When I first started my book, I had a busy law practice, a young daughter and a stream of obligations. But I got creative and came up with a ritual that worked for me. I wrote a bit every morning no matter what I had scheduled for that day and kept a motivational phrase close at hand: "Where there is a will, there is a way."

4: Yes, You Matter
Whether you realize it or not, your life experiences, personality and worldview give you a voice that is entirely unique. When you share that voice with the world, you may be surprised by the power of your written word and who it will reach.

One of the most satisfying parts of having written a novel is receiving messages from people all over the world telling me the various ways my words touched them. Isn't this ultimately what it's all about? Touching another human being?
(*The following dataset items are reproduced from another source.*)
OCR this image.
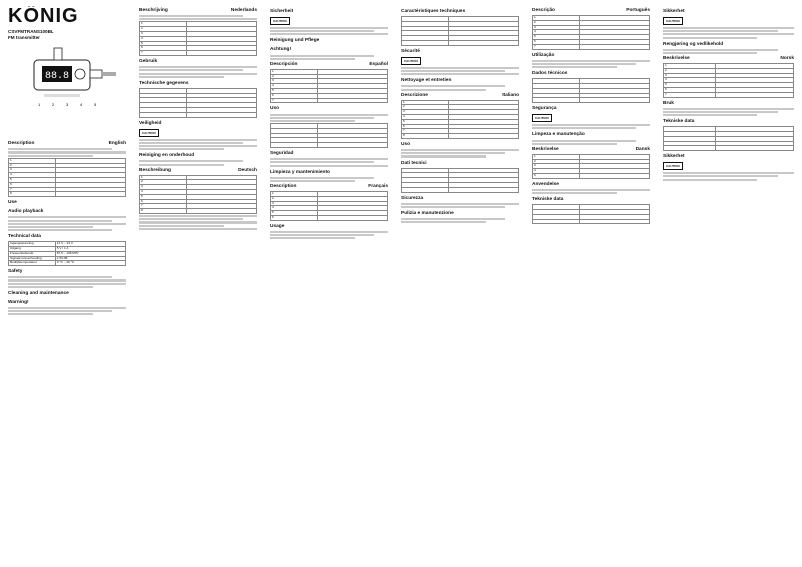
KÖNIG
CSVFMTRANS100BL
FM transmitter
88.8
1	2	3	4	5
Description	English
1	
2	
3	
4	
5	
6	
7	
8	
Use
Audio playback
Technical data
Ingangsspanning	12 V – 24 V
Uitgang	5 V / 1 A
Frequentiebereik	87,5 – 108 MHz
Signaal-ruisverhouding	≥ 60 dB
Bedrijfstemperatuur	0 °C – 40 °C
Safety
Cleaning and maintenance
Warning!
Beschrijving	Nederlands
1	
2	
3	
4	
5	
6	
7	
Gebruik
Technische gegevens

Veiligheid
CAUTION
Reiniging en onderhoud
Beschreibung	Deutsch
1	
2	
3	
4	
5	
6	
7	
8	
Sicherheit
CAUTION
Reinigung und Pflege
Achtung!
Descripción	Español
1	
2	
3	
4	
5	
6	
7	
Uso

Seguridad
Limpieza y mantenimiento
Description	Français
1	
2	
3	
4	
5	
6	
Usage
Caractéristiques techniques

Sécurité
CAUTION
Nettoyage et entretien
Descrizione	Italiano
1	
2	
3	
4	
5	
6	
7	
8	
Uso
Dati tecnici

Sicurezza
Pulizia e manutenzione
Descrição	Português
1	
2	
3	
4	
5	
6	
7	
Utilização
Dados técnicos

Segurança
CAUTION
Limpeza e manutenção
Beskrivelse	Dansk
1	
2	
3	
4	
5	
Anvendelse
Tekniske data

Sikkerhet
CAUTION
Rengjøring og vedlikehold
Beskrivelse	Norsk
1	
2	
3	
4	
5	
6	
7	
Bruk
Tekniske data

Sikkerhet
CAUTION
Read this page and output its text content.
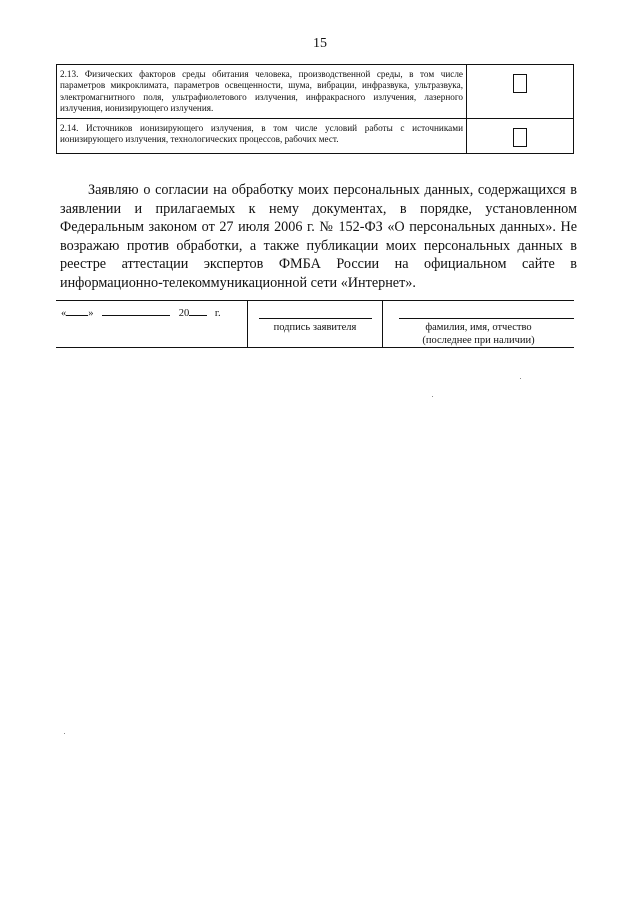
15
2.13. Физических факторов среды обитания человека, производственной среды, в том числе параметров микроклимата, параметров освещенности, шума, вибрации, инфразвука, ультразвука, электромагнитного поля, ультрафиолетового излучения, инфракрасного излучения, лазерного излучения, ионизирующего излучения.	
2.14. Источников ионизирующего излучения, в том числе условий работы с источниками ионизирующего излучения, технологических процессов, рабочих мест.	

Заявляю о согласии на обработку моих персональных данных, содержащихся в заявлении и прилагаемых к нему документах, в порядке, установленном Федеральным законом от 27 июля 2006 г. № 152-ФЗ «О персональных данных». Не возражаю против обработки, а также публикации моих персональных данных в реестре аттестации экспертов ФМБА России на официальном сайте в информационно-телекоммуникационной сети «Интернет».

« »	20 г.
подпись заявителя	фамилия, имя, отчество
(последнее при наличии)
Now think about the consequences of not writing your book. If you do not tell your story, no one else will. No one else can. It will be the world's loss. Which brings us to...

5: You Will Live Forever!

In City of the Sun, one of the main characters lost her mother in the war and laments that she has nothing to remember her by but the memories themselves. "Is that what one is reduced to after death?" she wonders. "A memory? A picture on a piano?"

Memories really are all that are left of us when we leave this earth. Even a photo on the piano may only be preserved for a couple of generations, if you are lucky. Your book, though, will live forever, especially in the digital age. There is no telling where it will end up and who it will continue to inspire through the ages.

My nephew Jason, now a grown man, has accomplished many wonderful things in the last 15 years. He has yet to write a book, but I know one day he will. What about you? What is holding you back? Maybe that is where your story should begin.